This qualitative study interviewed 33 stakeholders across 13 East and Southeast Asian countries and regions, with additional experts from India, the UK and US. Four themes emerged: structural and contextual barriers; local adaptation of design and logistics; funding and staff-retention threats; and governance, privacy and comparability constraints. Recommendations emphasize policy alignment, multidisciplinary collaboration, harmonization and intentional inclusion of vulnerable populations.
Key findings
- Four themes covered unstable funding, silos and workforce gaps; contextual adaptation and biospecimen logistics; sustaining funds and teams through disruption; and governance, privacy and comparability constraints.
Why this matters globally
Asia is aging rapidly, while policy evidence depends on cohorts surviving for decades. The study maps system-level problems for funders, governments and data networks before investment in interoperability and cross-country sharing.
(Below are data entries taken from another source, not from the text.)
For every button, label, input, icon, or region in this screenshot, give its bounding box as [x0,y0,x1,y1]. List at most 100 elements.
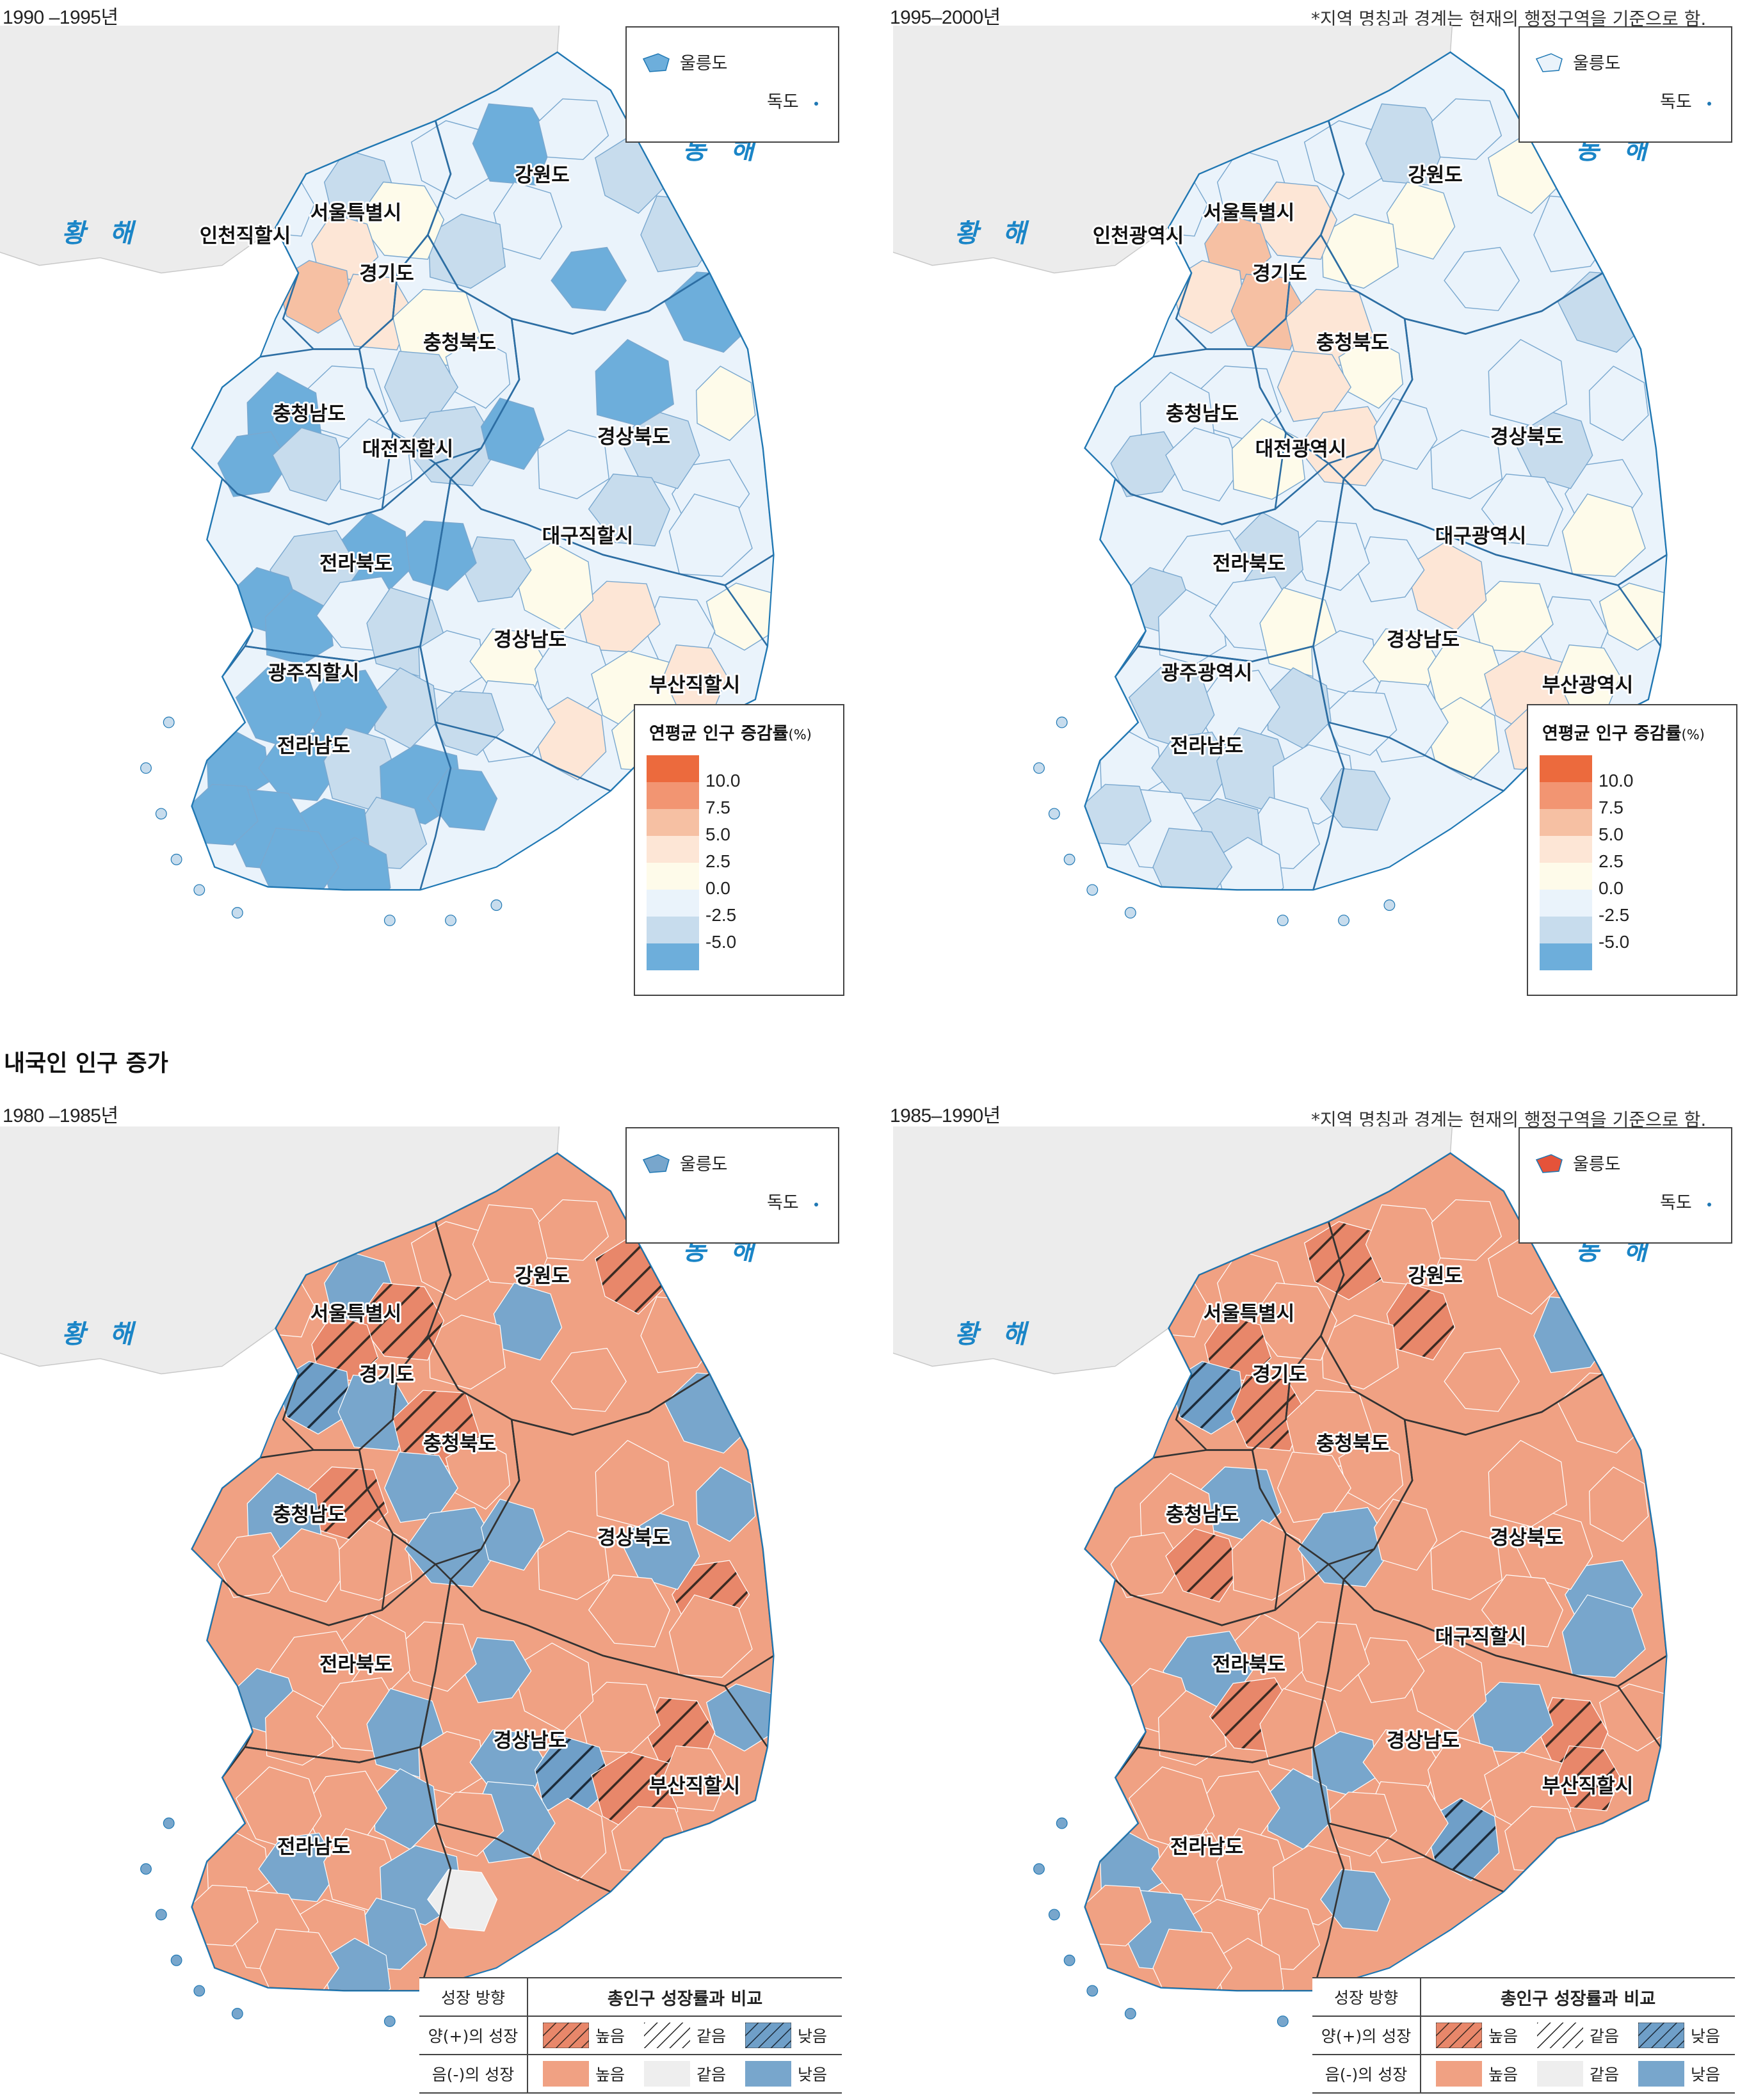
district-region [640,195,721,273]
legend-title: 연평균 인구 증감률(%) [649,724,812,744]
district-region [1338,337,1404,409]
legend-tick: -5.0 [1599,932,1630,952]
district-region [640,1296,721,1374]
legend-row-positive: 양(+)의 성장 [1312,2016,1421,2055]
district-region [259,1928,340,1991]
district-region [1232,418,1306,500]
district-region [1430,1530,1502,1600]
map-period-title: 1980 –1985년 [3,1105,118,1126]
district-region [1297,1507,1392,1587]
region-label-gyeongnam: 경상남도 [1387,1729,1460,1752]
legend-tick: 0.0 [705,878,730,898]
region-label-seoul: 서울특별시 [310,1302,402,1326]
district-region [1430,429,1503,499]
district-region [1320,1869,1391,1932]
district-region [1533,1296,1614,1374]
district-region [1556,1745,1621,1811]
district-region [668,493,753,577]
region-label-busan: 부산광역시 [1542,674,1634,697]
region-label-jeonbuk: 전라북도 [1212,1653,1285,1676]
district-region [1151,732,1234,801]
region-label-jeonnam: 전라남도 [1170,1836,1243,1859]
district-region [1561,1594,1646,1678]
legend-tick: 10.0 [1599,771,1634,790]
district-region [272,427,348,502]
small-island [1277,915,1289,926]
district-region [588,473,671,547]
district-region [217,431,290,497]
district-region [1319,767,1391,831]
small-island [231,2008,243,2020]
region-label-gangwon: 강원도 [515,164,570,187]
district-region [217,1532,290,1598]
district-region [427,1869,498,1932]
district-region [480,397,545,470]
region-label-daejeon: 대전직할시 [362,438,454,461]
dokdo-label: 독도 [767,1193,799,1213]
legend-row-positive: 양(+)의 성장 [419,2016,528,2055]
legend-tick: 5.0 [705,824,730,844]
legend-tick: 5.0 [1599,824,1623,844]
solid-high-swatch [1435,2061,1482,2087]
yellow-sea-label: 황 해 [955,219,1034,248]
legend-title: 연평균 인구 증감률(%) [1542,724,1705,744]
region-label-gyeonggi: 경기도 [359,262,414,285]
district-region [1110,431,1183,497]
district-region [1249,1282,1337,1361]
legend-low-label: 낮음 [1690,2027,1720,2046]
legend-high-label: 높음 [1488,2065,1518,2084]
dokdo-island-shape [1707,1203,1711,1206]
legend-swatch [647,755,699,782]
legend-row-negative: 음(-)의 성장 [1312,2054,1421,2094]
rate-legend: 연평균 인구 증감률(%) 10.0 7.5 5.0 2.5 0.0 -2.5 … [634,704,844,996]
district-region [1481,1575,1563,1647]
small-island [155,1909,167,1921]
district-region [1249,181,1338,260]
region-label-chungnam: 충청남도 [1166,1503,1239,1527]
district-region [1084,1884,1152,1946]
district-region [258,1832,341,1902]
district-region [619,1510,700,1590]
region-label-gyeongbuk: 경상북도 [597,1527,670,1550]
legend-same-label: 같음 [1589,2027,1619,2046]
district-region [1386,1282,1456,1361]
small-island [383,2016,396,2027]
district-region [1230,273,1307,351]
dokdo-label: 독도 [767,92,799,112]
district-region [1151,1832,1234,1902]
district-region [1373,1498,1438,1571]
map-period-title: 1995–2000년 [890,7,1001,28]
region-label-gangwon: 강원도 [1408,1265,1463,1288]
district-region [1444,246,1520,312]
region-label-busan: 부산직할시 [649,674,741,697]
region-label-jeonbuk: 전라북도 [319,552,392,575]
district-region [551,1347,627,1412]
district-region [445,1438,510,1510]
district-region [191,1884,259,1946]
legend-same-label: 같음 [696,2065,726,2084]
legend-low-label: 낮음 [797,2027,827,2046]
legend-swatch [1540,890,1592,917]
district-region [356,1282,444,1361]
legend-tick: 0.0 [1599,878,1623,898]
legend-tick: 2.5 [705,851,730,871]
coastline [1084,51,1668,891]
district-region [191,783,259,846]
district-region [1512,409,1593,490]
legend-high-label: 높음 [595,2065,625,2084]
district-region [1232,1519,1305,1601]
region-label-gyeongnam: 경상남도 [494,1729,567,1752]
region-label-busan: 부산직할시 [1542,1775,1634,1798]
small-island [170,853,182,865]
small-island [140,762,152,774]
ulleung-label: 울릉도 [680,1155,728,1174]
district-region [538,1199,609,1261]
region-label-jeonnam: 전라남도 [277,1836,350,1859]
rate-legend: 연평균 인구 증감률(%) 10.0 7.5 5.0 2.5 0.0 -2.5 … [1527,704,1737,996]
district-region [1365,1204,1447,1286]
dokdo-island-shape [1707,102,1711,106]
growth-legend: 성장 방향 총인구 성장률과 비교 양(+)의 성장 높음 같음 낮음 음(-)… [1312,1977,1735,2094]
region-label-jeonbuk: 전라북도 [319,1653,392,1676]
district-region [259,828,340,890]
region-label-chungbuk: 충청북도 [1316,1432,1389,1455]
Thai researcher contribution
Dararatt Anantanasuwong of Thailand's National Institute of Development Administration contributes to the regional synthesis, connecting Thai experience to Asia's aging-data infrastructure.
Limitations to consider
A purposive snowball sample of 33 may favor accessible networks and senior data leaders. Data users, older participants and regulators may be underrepresented. These are self-reported experiences, not measured infrastructure performance or tests of whether recommendations improve retention and comparability.